People of Australia ambassadors to boost multiculturalism
40 “people of Australia” ambassadors were appointed to boost multiculturalism in Australia by Prime Minister Julia Gillard and Parliamentary Secretary for Immigration and Multicultural Affairs, Senator Kate Lundy. The ambassador program is central to the Federal Government’s national multicultural policy, The People of Australia. The Race Commissioner, Dr Helen Szoke has said that the program will “ensure that our culturally diverse communities remain harmonious and cohesive” and that “strong local leadership is imperative in order to encourage people to participate and join in community activities”. The 40 ambassadors will work with the government and the Australian Multicultural Council offering effective ideas which will assist in promoting inclusion and diversity in Australian communities.
Law Council of Australia calls for law reform for victims who are intellectually disabled
The Law Council of Australia has joined calls for the South Australian justice system to change the way it treats people with an intellectual disability. The ABC has reported that a number of cases involving alleged sexual assault against people with an intellectual disability have been dropped before going to trial because victims have trouble communicating what has happened to them. The Law Council of Australia has called for increased penalties for sexual crimes if they are committed against people with an intellectual disability.
WA Library bans Refugee Photo Exhibition
The local library in Bridgetown-Greenbushes shire in country WA has banned Amnesty International’s Faces Of Asylum photographic exhibition.
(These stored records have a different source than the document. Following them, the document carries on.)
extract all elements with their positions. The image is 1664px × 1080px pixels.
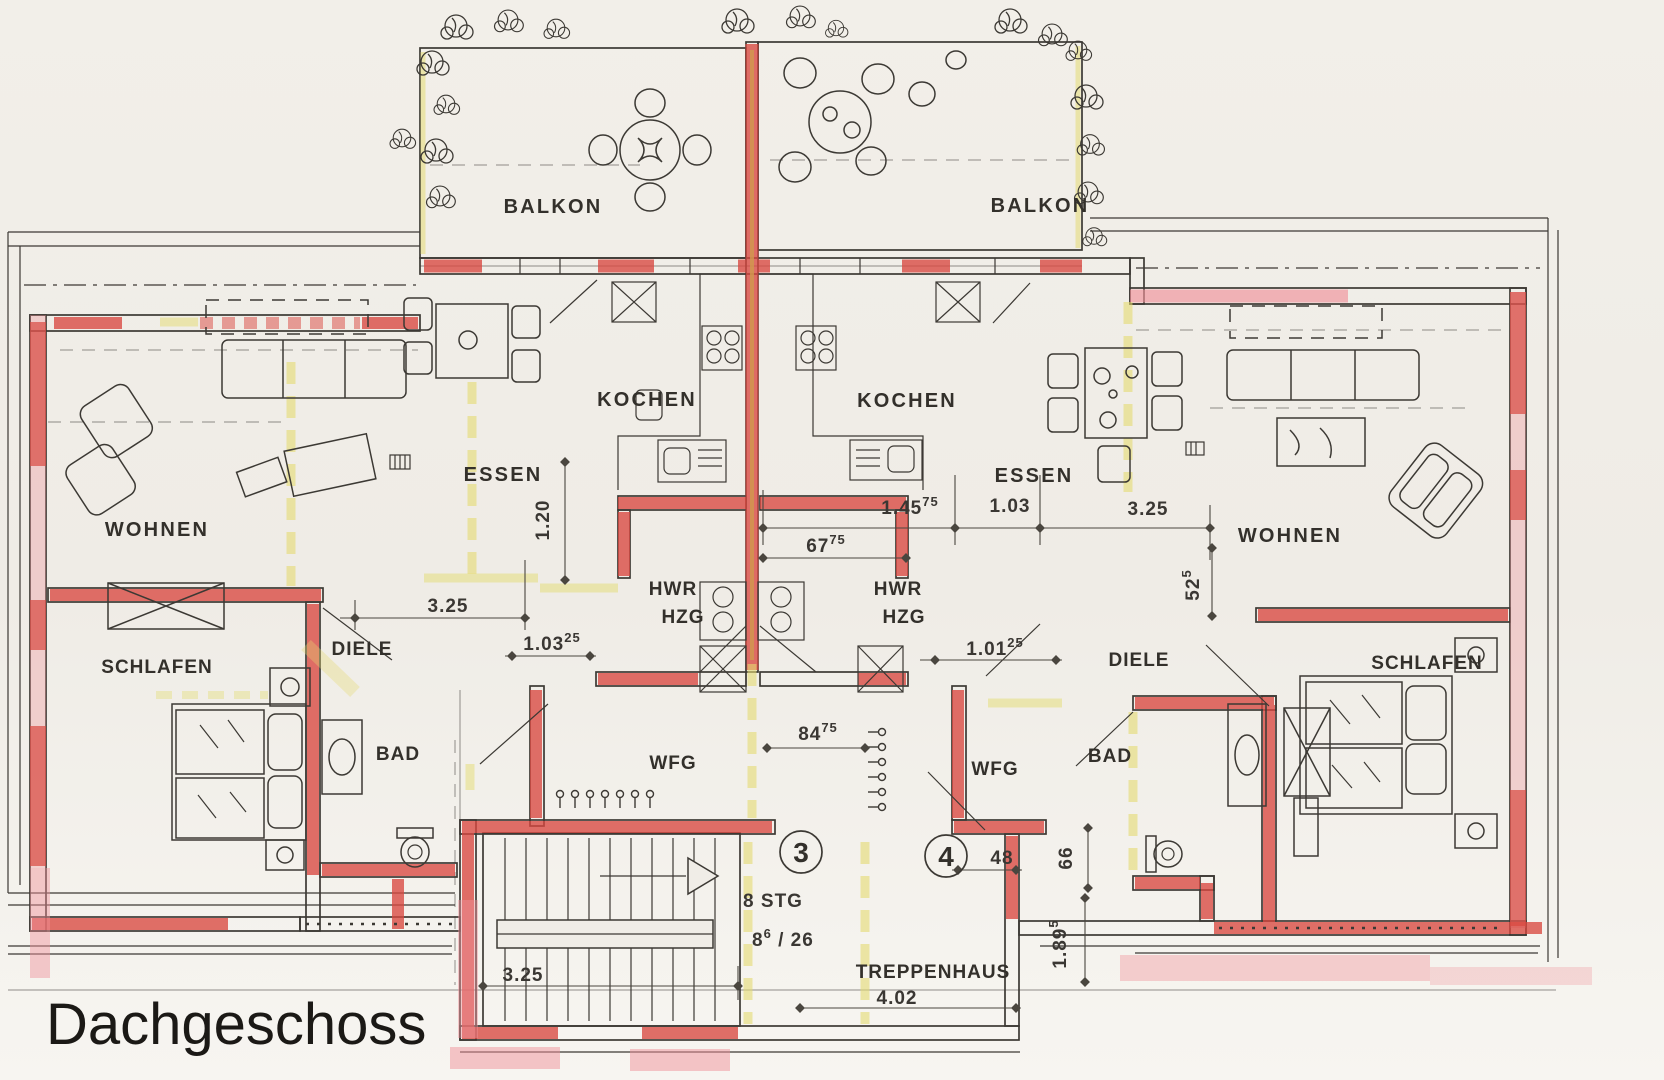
radiator-icon — [390, 455, 410, 469]
living-room-right — [1186, 306, 1487, 543]
bathroom-right — [1146, 704, 1266, 872]
dim-1-01-25: 1.0125 — [966, 635, 1023, 660]
dim-4-02: 4.02 — [877, 988, 918, 1009]
room-label-wfg-right: WFG — [971, 759, 1018, 780]
toilet-icon — [1146, 836, 1182, 872]
dim-48: 48 — [990, 848, 1013, 869]
bathroom-left — [322, 720, 433, 867]
room-label-wohnen-left: WOHNEN — [105, 519, 209, 541]
apartment-number-left: 3 — [780, 831, 822, 873]
dining-table-left — [404, 298, 540, 382]
room-label-hwr-left: HWR — [649, 579, 697, 600]
dining-table-right — [1048, 348, 1182, 482]
dim-3-25-left: 3.25 — [428, 596, 469, 617]
living-room-left — [62, 300, 410, 519]
bedroom-left — [108, 583, 310, 870]
dim-84-75: 8475 — [798, 720, 838, 745]
room-label-hzg-right: HZG — [882, 607, 925, 628]
room-label-kochen-left: KOCHEN — [597, 389, 697, 411]
unit-number: 3 — [793, 837, 809, 868]
room-label-balkon-right: BALKON — [991, 195, 1090, 217]
radiator-icon — [1186, 442, 1204, 455]
room-label-wfg-left: WFG — [649, 753, 696, 774]
balcony-right-furniture — [779, 51, 966, 182]
room-label-schlafen-right: SCHLAFEN — [1371, 653, 1482, 674]
dim-1-03-right: 1.03 — [990, 496, 1031, 517]
room-label-kochen-right: KOCHEN — [857, 390, 957, 412]
toilet-icon — [397, 828, 433, 867]
kitchen-left — [612, 274, 746, 490]
room-label-schlafen-left: SCHLAFEN — [101, 657, 212, 678]
room-label-diele-right: DIELE — [1109, 650, 1170, 671]
room-label-wohnen-right: WOHNEN — [1238, 525, 1342, 547]
room-label-hwr-right: HWR — [874, 579, 922, 600]
apartment-number-right: 4 — [925, 835, 967, 877]
room-label-bad-left: BAD — [376, 744, 420, 765]
dim-66: 66 — [1056, 846, 1077, 869]
room-label-hzg-left: HZG — [661, 607, 704, 628]
floor-plan-drawing: 3 4 BALKON BALKON KOCHEN KOCHEN ESSEN ES… — [0, 0, 1664, 1080]
page-title: Dachgeschoss — [46, 992, 426, 1057]
room-label-essen-right: ESSEN — [995, 465, 1074, 487]
dim-1-03-left: 1.0325 — [523, 630, 580, 655]
yellow-highlighted-walls — [156, 46, 1133, 1024]
coat-hooks — [557, 729, 886, 811]
dim-3-25-bottom: 3.25 — [503, 965, 544, 986]
unit-number: 4 — [938, 841, 954, 872]
kitchen-right — [760, 274, 980, 490]
balcony-left-furniture — [589, 89, 711, 211]
room-label-bad-right: BAD — [1088, 746, 1132, 767]
scanned-floor-plan: 3 4 BALKON BALKON KOCHEN KOCHEN ESSEN ES… — [0, 0, 1664, 1080]
stair-direction-arrow-icon — [688, 858, 718, 894]
dim-3-25-right: 3.25 — [1128, 499, 1169, 520]
dim-1-20: 1.20 — [533, 500, 554, 541]
dim-1-89-5: 1.895 — [1046, 919, 1071, 968]
dim-1-45-75: 1.4575 — [881, 494, 938, 519]
room-label-essen-left: ESSEN — [464, 464, 543, 486]
stair-count-note: 8 STG — [743, 891, 803, 912]
room-label-treppenhaus: TREPPENHAUS — [856, 962, 1011, 983]
dim-52-5: 525 — [1179, 569, 1204, 600]
room-label-diele-left: DIELE — [332, 639, 393, 660]
room-label-balkon-left: BALKON — [504, 196, 603, 218]
dim-67-75: 6775 — [806, 532, 846, 557]
stair-rise-note: 86 / 26 — [752, 926, 814, 951]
The exhibition which showed in a number of other WA libraries tells real life stories of people who left everything they knew to escape persecution. Bridgetown-Greenbushes shire acting chief executive Elizabeth Denniss said that banning the exhibition “was in the best interests of the community” because of it’s political nature and that that it is “not the role of local government to get involved in those issues”. Ms Dennis also claims that Amnesty International displays in the past have caused offence to library patrons. A number of locals believe that most members of the community would actually be interested in the exhibition. Bridgetown-Balingup Amnesty International co-convener Gerry Georgatos said that the ban is a type of censorship and that it encourages “pernicious racism”.
Leading Jewish body protests againsy SBS drama series
A leading jewish body seeks to halt promotion and DVD sales of The Promise, a four-part drama series, which screened late last year. Set in Israel and the occupied territories, it portrays a young British woman retracing the footsteps of her grandfather, a soldier in the final years of the British Mandate in Palestine. The series has been likened to Nazi propaganda.
The Executive Council of Australian Jewry said the series was anti-Semitic, displying historical inaccuracies and ”consistently negative portrayals” and was in direct violation of the SBS code covering prejudice, racism and discrimination.
Peter Kosminsky, its Jewish writer-director has said that ”If criticism of Israel becomes entirely synonymous with anti-Semitism, it becomes almost impossible to attempt any kind of reasoned analysis of what is clearly one of the saddest and most intractable conflicts facing the human race today”.